Паня вернулась с работы и поджидала Сергея Митрофановича. Она смолоду в красавицах не числилась. Смуглолицая, скуластая, со сбитым телом и руками, рано познавшими работу, она еще в невестах выглядела бабой – ух! Но прошли годы, отцвели и завяли в семейных буднях ее подруги, за которыми наперебой когда-то бегали парни, а ее время будто и не коснулось. Лишь поутихли, смягчились глаза, пристальней сделались, и женская мудрость, нажитая разлукой и горестями, сняла с них блеск горячего беспокойства. Лицо ее уже не круглилось, щеки запали и обнажили крутой, не бабий лоб с двумя морщинами, которые вперекос всем женским понятиям о красоте, шли ей. По-прежнему крепко сбитая, без надсадливости делающая любую работу, как будто беззаботно и легко умеющая жить, она злила собою плаксивых баб.

«Нарожала б ребятишек кучу, да мужик не мякиш попался бы...»

Она никогда не спорила с бабами, в рассужденья насчет своей жизни не пускалась, муж ее не любил этого, а что не по душе было ему, не могло быть по душе и ей.

Она-то знала: все, что в ней и в нем хорошего – они переняли друг от друга, а худое постарались изжить.

Мать Панина копалась в огороде, вырезала редьки, свеклу, морковь, недовольно гремела ведром. Дом восьмиквартирный, и огорода каждому жильцу досталось возле дома по полторы сотки. Мать Панина постоянно роется в нем, чтобы доказать, что хлеб она ест не даром.

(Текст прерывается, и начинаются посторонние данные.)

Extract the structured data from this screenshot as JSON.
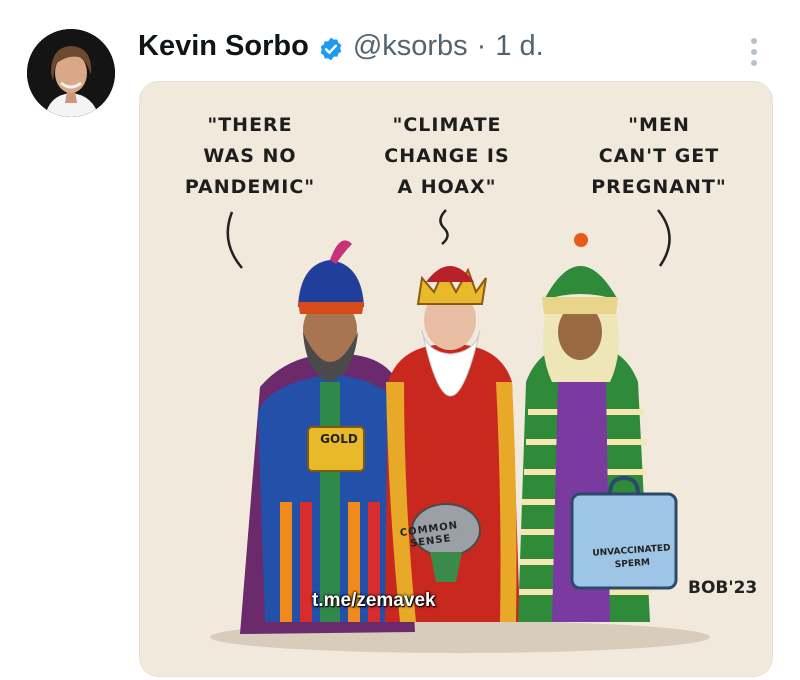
{
  "tweet": {
    "author_name": "Kevin Sorbo",
    "handle": "@ksorbs",
    "separator": "·",
    "time": "1 d.",
    "verified": true,
    "accent_color": "#1d9bf0"
  },
  "cartoon": {
    "quote_left": "\"THERE\nWAS NO\nPANDEMIC\"",
    "quote_middle": "\"CLIMATE\nCHANGE IS\nA HOAX\"",
    "quote_right": "\"MEN\nCAN'T GET\nPREGNANT\"",
    "gift_left_label": "GOLD",
    "gift_middle_label": "COMMON\nSENSE",
    "gift_right_label": "UNVACCINATED\nSPERM",
    "signature": "BOB'23",
    "watermark": "t.me/zemavek"
  },
  "icons": {
    "verified": "verified-badge-icon",
    "more": "more-vertical-icon"
  }
}
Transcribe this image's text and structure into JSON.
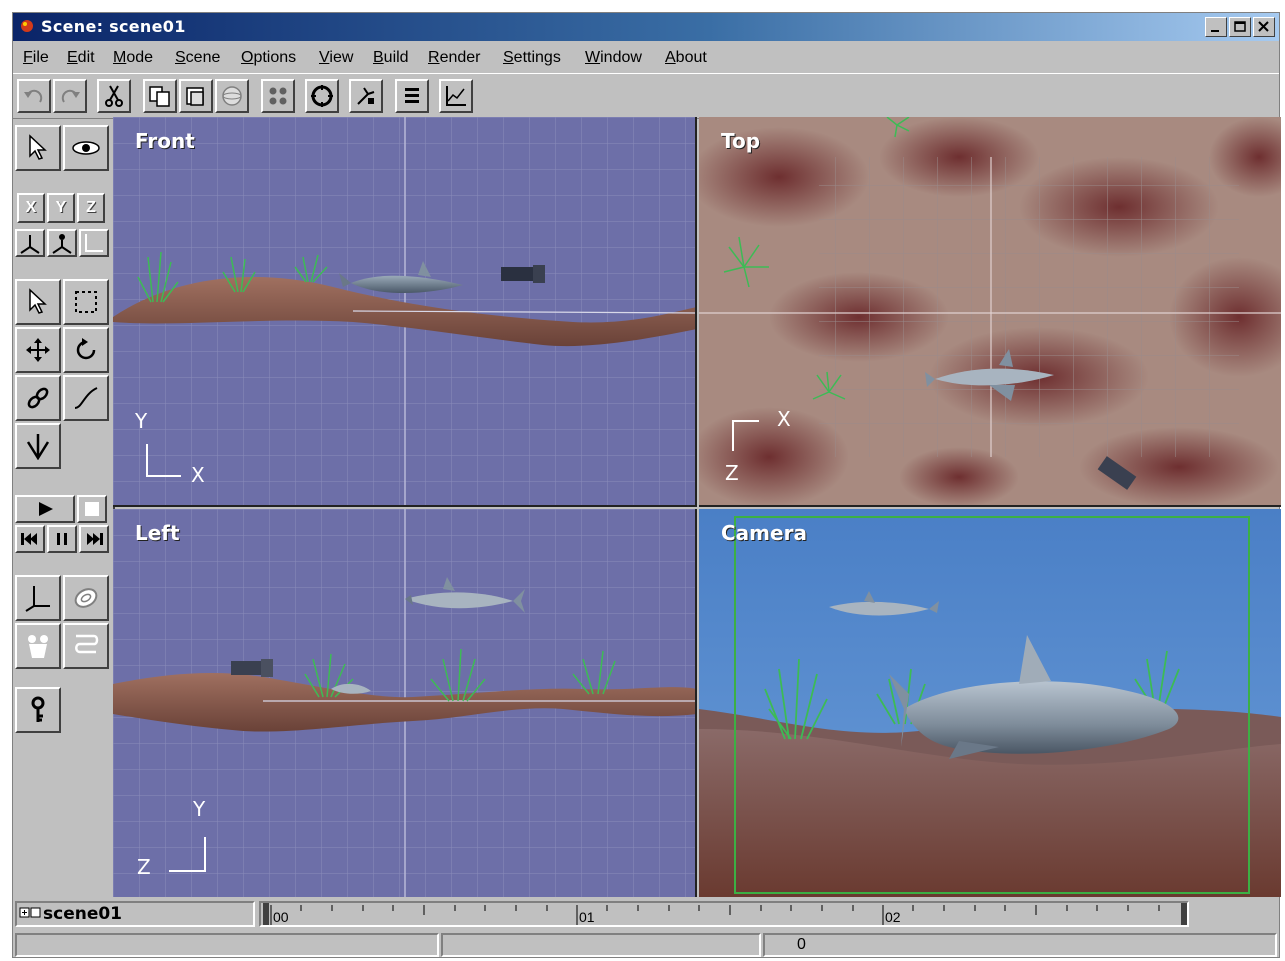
{
  "window": {
    "title": "Scene: scene01"
  },
  "menu": [
    "File",
    "Edit",
    "Mode",
    "Scene",
    "Options",
    "View",
    "Build",
    "Render",
    "Settings",
    "Window",
    "About"
  ],
  "toolbar": {
    "icons": [
      "undo-icon",
      "redo-icon",
      "cut-icon",
      "copy-icon",
      "paste-icon",
      "render-sphere-icon",
      "grid-icon",
      "target-icon",
      "snap-icon",
      "list-icon",
      "graph-icon"
    ]
  },
  "left_toolbar": {
    "axes": [
      "X",
      "Y",
      "Z"
    ]
  },
  "viewports": {
    "front": {
      "label": "Front",
      "axis_v": "Y",
      "axis_h": "X"
    },
    "top": {
      "label": "Top",
      "axis_h": "X",
      "axis_v": "Z"
    },
    "left": {
      "label": "Left",
      "axis_v": "Y",
      "axis_h": "Z"
    },
    "camera": {
      "label": "Camera"
    }
  },
  "colors": {
    "viewport_bg": "#6d6fa8",
    "camera_sky": "#4a7fc6",
    "seabed": "#8a5a4a",
    "grid_line": "#8a8cba",
    "title_bar": "#0a2468"
  },
  "status": {
    "scene_name": "scene01",
    "timeline_marks": [
      "00",
      "01",
      "02"
    ],
    "frame": "0"
  }
}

– Да ты никак выпивши? – спросила жена, встречая Сергея Митрофановича на крыльце.

– Есть маленько, – виновато отозвался Сергей Митрофанович и впереди жены вошел в кухню. – С новобранцами повстречался, вот и...

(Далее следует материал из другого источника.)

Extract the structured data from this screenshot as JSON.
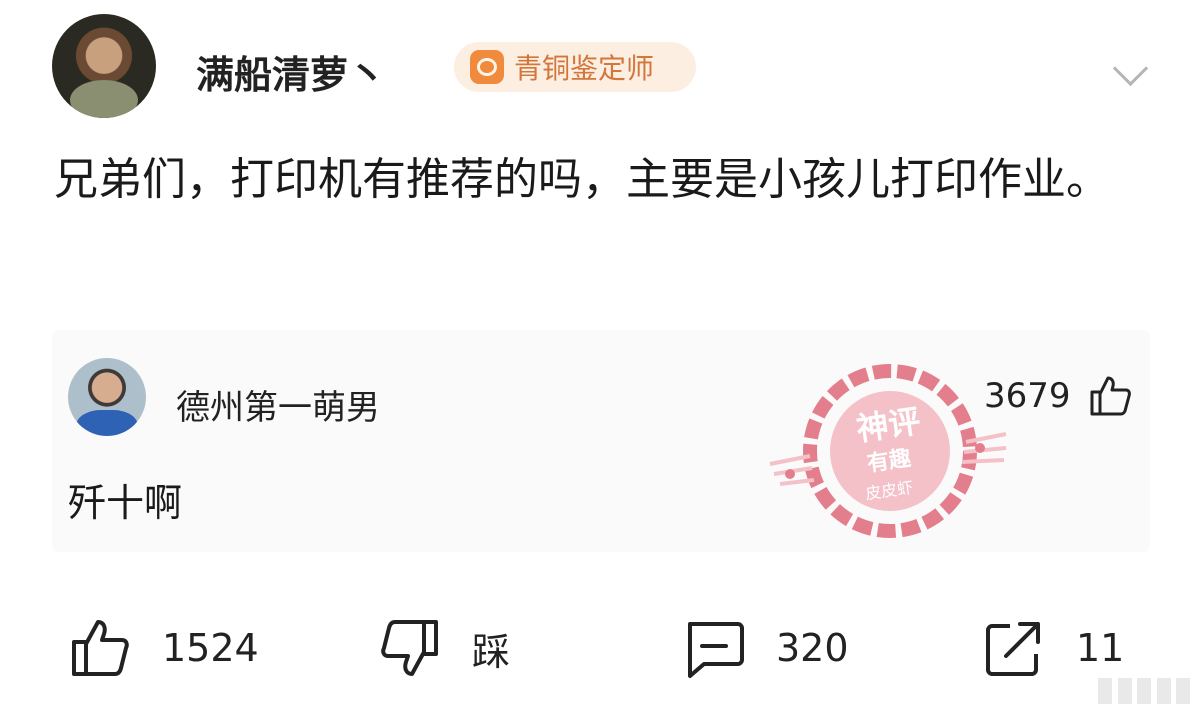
{
  "post": {
    "author": "满船清萝丶",
    "badge": "青铜鉴定师",
    "text": "兄弟们，打印机有推荐的吗，主要是小孩儿打印作业。"
  },
  "comment": {
    "author": "德州第一萌男",
    "likes": "3679",
    "text": "歼十啊"
  },
  "stamp": {
    "line1": "神评",
    "line2": "有趣",
    "line3": "皮皮虾"
  },
  "actions": {
    "like_count": "1524",
    "dislike_label": "踩",
    "comment_count": "320",
    "share_count": "11"
  },
  "colors": {
    "badge_bg": "#fdeee2",
    "badge_text": "#d2763a",
    "stamp": "#e06a7a",
    "comment_bg": "#fafafa"
  },
  "icons": [
    "badge-icon",
    "chevron-down-icon",
    "thumb-up-icon",
    "thumb-down-icon",
    "comment-icon",
    "share-icon"
  ]
}
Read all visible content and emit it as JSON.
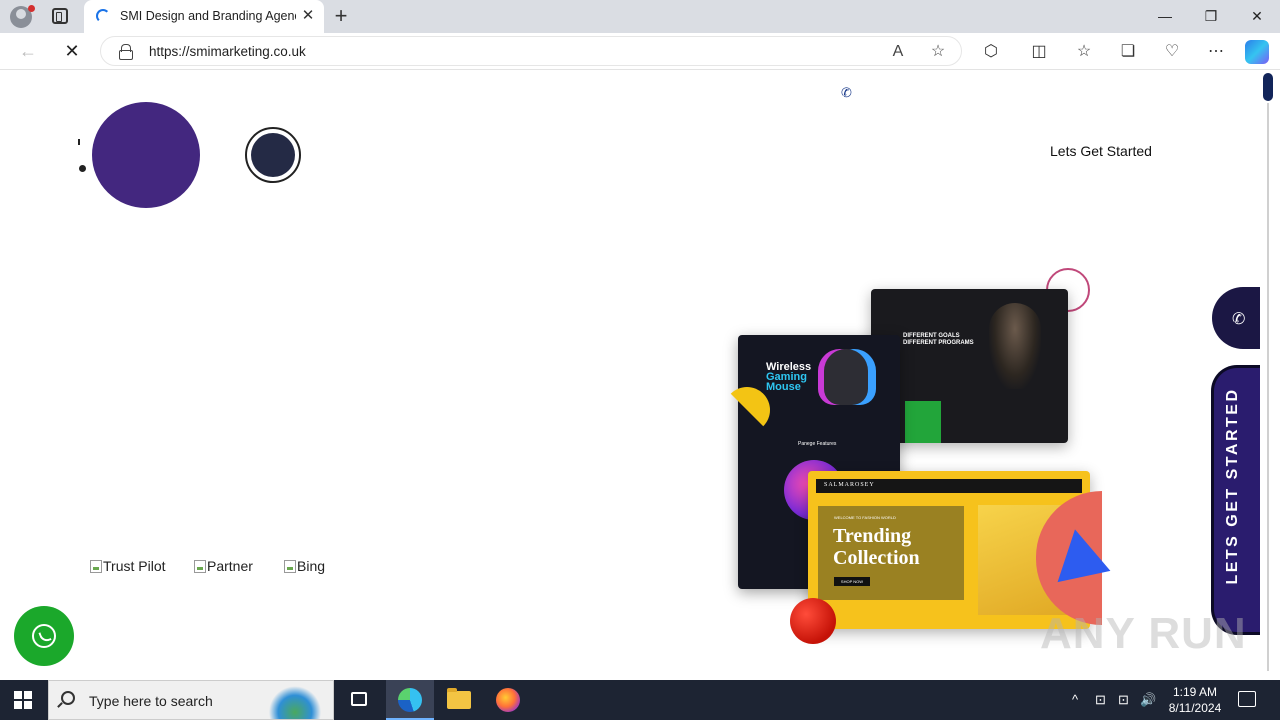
{
  "browser": {
    "tab_title": "SMI Design and Branding Agency",
    "tab_close": "✕",
    "new_tab": "+",
    "window_controls": {
      "minimize": "—",
      "restore": "❐",
      "close": "✕"
    },
    "url": "https://smimarketing.co.uk",
    "nav": {
      "back": "←",
      "stop": "✕"
    },
    "toolbar_icons": {
      "read_aloud": "A",
      "favorite_add": "☆",
      "extensions": "⬡",
      "split_screen": "◫",
      "favorites": "☆",
      "collections": "❏",
      "performance": "♡",
      "menu": "⋯"
    }
  },
  "page": {
    "phone_icon": "✆",
    "lets_get_started": "Lets Get Started",
    "partners": [
      {
        "alt": "Trust Pilot"
      },
      {
        "alt": "Partner"
      },
      {
        "alt": "Bing"
      }
    ],
    "side_cta": "LETS GET STARTED",
    "side_phone_icon": "✆",
    "hero_mockups": {
      "dark1_headline": "DIFFERENT GOALS\nDIFFERENT PROGRAMS",
      "dark2_title_1": "Wireless",
      "dark2_title_2": "Gaming",
      "dark2_title_3": "Mouse",
      "dark2_sub": "Panege Features",
      "yellow_brand": "SALMAROSEY",
      "yellow_small": "WELCOME TO FASHION WORLD",
      "yellow_title_1": "Trending",
      "yellow_title_2": "Collection",
      "yellow_button": "SHOP NOW"
    },
    "watermark": "ANY RUN"
  },
  "taskbar": {
    "search_placeholder": "Type here to search",
    "tray": {
      "chevron": "^",
      "network": "⊡",
      "volume": "🔊"
    },
    "time": "1:19 AM",
    "date": "8/11/2024"
  },
  "colors": {
    "purple_blob": "#43277f",
    "cta_bg": "#2a1c6e",
    "whatsapp": "#1ba82b"
  }
}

– Ну дак чё? Выпил и выпил. Я ведь ничё...

– Привет они тебе передавали. Все передавали, – сказал Сергей Митрофанович. – Это тебе, – сунул он пакетик Пане, – а это всем нам, – поставил он красивую бутылку на стол.

– Гляди ты, они шароховатые, как мыша! Их едят ли?

– Сама-то ты мыша! Пермяк – солены уши! – с улыбкой сказал Сергей Митрофанович. – Позови мать. Хотя постой, сам позову. – И, сникши головой, добавил: – Что-то мне сегодня...

– Ты чего это? – быстро подскочила к нему Паня и подняла за подбородок лицо мужа, заглянула в глаза. – Разбередили тебя опять? Разбередили... – И заторопилась: – Я вот чего скажу: послушай ты меня, не ходи больше на эту комиссию. Всякий раз как обваренный ворочаешься. Не ходи, прошу тебя. Много ли нам надо?

– Не в этом дело, – вздохнул Сергей Митрофанович и, приоткрыв дверь, крикнул: – Мама! – и громче повторил: – Мама!

– Чё тебе? – недовольно откликнулась Панина мать и звякнула ведром, давая понять, что человек она занятой и отвлекаться ей некогда.

– Иди-ка в избу.

Панина мать была когда-то женщиной компанейской, попивала, и не только по праздникам. А теперь изображала из себя святую постницу. Явившись в избу, она увидела бутылку на столе и заворчала:

– С каких это радостей? Втору группу дали?

– На третьей оставили.

– На третьей. Они те вторую уж на том свете вырешат...

– Садись давай, не ворчи.

– Есть когда мне рассиживаться! Овощи-то кто рыть будет?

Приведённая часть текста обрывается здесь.